REMY VERCOUTRE, comment se porte l'OL actuellement ?
R.V. : Il était important de réagir à Bordeaux. On se devait de repartir du bon pied après notre déconvenue en Ligue des Champions. On l'a bien fait. On était attendus au tournant. On s'est concentrés sur certaines bases défensives pour mieux se projeter offensivement. Cela nous permet de travailler sereinement durant cette trêve internationale.
En L1, Lyon s'affirme en tout cas comme le patron...
R.V. : Je ne sais pas. D'autres clubs vont essayer de contester cela quoi qu'il arrive. Mais, nous souhaitons démontrer que nous sommes toujours présents avec la même envie de bien faire. Ce n'est pas toujours facile dans d'autres compétitions. Mais en L1, cela ne se passe pas trop mal.
Avez-vous défini une compétition prioritaire étant donné la différence qu'il peut y avoir entre le championnat et la Ligue des Champions ?
R.V. : Toutes les compétitions sont importantes. On joue les matches comme ils viennent. Notre pain quotidien demeure le championnat où nous devons terminer aux deux premières places afin de pouvoir jouer justement la ligue des champions. Il ne faut pas l'oublier. En Ligue des Champions, on a envie de repartir du bon pied après nos deux mauvais résultats. On sait ce qui va nous attendre à Stuttgart. Eux comme nous auront faim de revanche. Cela s'annonce compliqué pour nous car on jouera à l'extérieur même si on a tous envie de faire un résultat là-bas.

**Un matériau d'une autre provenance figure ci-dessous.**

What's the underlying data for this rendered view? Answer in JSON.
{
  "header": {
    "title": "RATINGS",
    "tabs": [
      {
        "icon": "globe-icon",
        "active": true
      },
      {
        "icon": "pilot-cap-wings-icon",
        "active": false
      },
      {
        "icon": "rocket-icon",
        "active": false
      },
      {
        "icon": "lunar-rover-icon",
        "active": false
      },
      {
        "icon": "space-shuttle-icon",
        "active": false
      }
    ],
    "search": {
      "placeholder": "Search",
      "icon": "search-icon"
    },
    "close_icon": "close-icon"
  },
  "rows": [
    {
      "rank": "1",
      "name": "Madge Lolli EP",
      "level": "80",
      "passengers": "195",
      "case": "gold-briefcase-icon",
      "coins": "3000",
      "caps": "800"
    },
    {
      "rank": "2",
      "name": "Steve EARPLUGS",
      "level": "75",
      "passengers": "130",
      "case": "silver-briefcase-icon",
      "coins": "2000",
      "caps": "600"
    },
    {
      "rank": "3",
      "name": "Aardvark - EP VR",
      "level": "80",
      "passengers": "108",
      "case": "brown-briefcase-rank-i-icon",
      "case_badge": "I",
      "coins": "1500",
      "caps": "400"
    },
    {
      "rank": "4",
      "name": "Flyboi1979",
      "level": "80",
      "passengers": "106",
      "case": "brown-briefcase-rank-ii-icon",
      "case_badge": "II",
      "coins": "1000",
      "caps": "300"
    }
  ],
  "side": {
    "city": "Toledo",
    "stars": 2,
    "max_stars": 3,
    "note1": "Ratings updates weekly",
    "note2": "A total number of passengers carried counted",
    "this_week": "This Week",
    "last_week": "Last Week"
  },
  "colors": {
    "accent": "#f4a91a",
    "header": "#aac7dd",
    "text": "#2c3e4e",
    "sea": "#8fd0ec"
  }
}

A Stuttgart, la victoire sera obligatoire si l'OL veut encore croire à une qualification pour la seconde phase ?
R.V. : C'était déjà le cas à Barcelone et contre les Rangers. En Ligue des Champions, il n'y a que six matches pour se qualifier. Il faut engranger le plus de points possible désormais tout en sachant qu'une qualification se joue entre 9 et 11 points. On a pris du retard à l'allumage. Il reste douze points à distribuer. On sait ce qu'il nous reste à faire.
Avant Stuttgart, l'OL recevra Monaco. Que vous inspire cette rencontre ?
R.V. : Ce sera compliqué aussi. Monaco connaît une passe difficile. Ils vont venir chez nous avec la rage au ventre. Ils auront à coeur de prouver que leur quatre défaites consécutives sont avant tout des incidents. Il faudra s'appliquer et ne pas se faire contrer. Mais on n'a pas peur pour autant.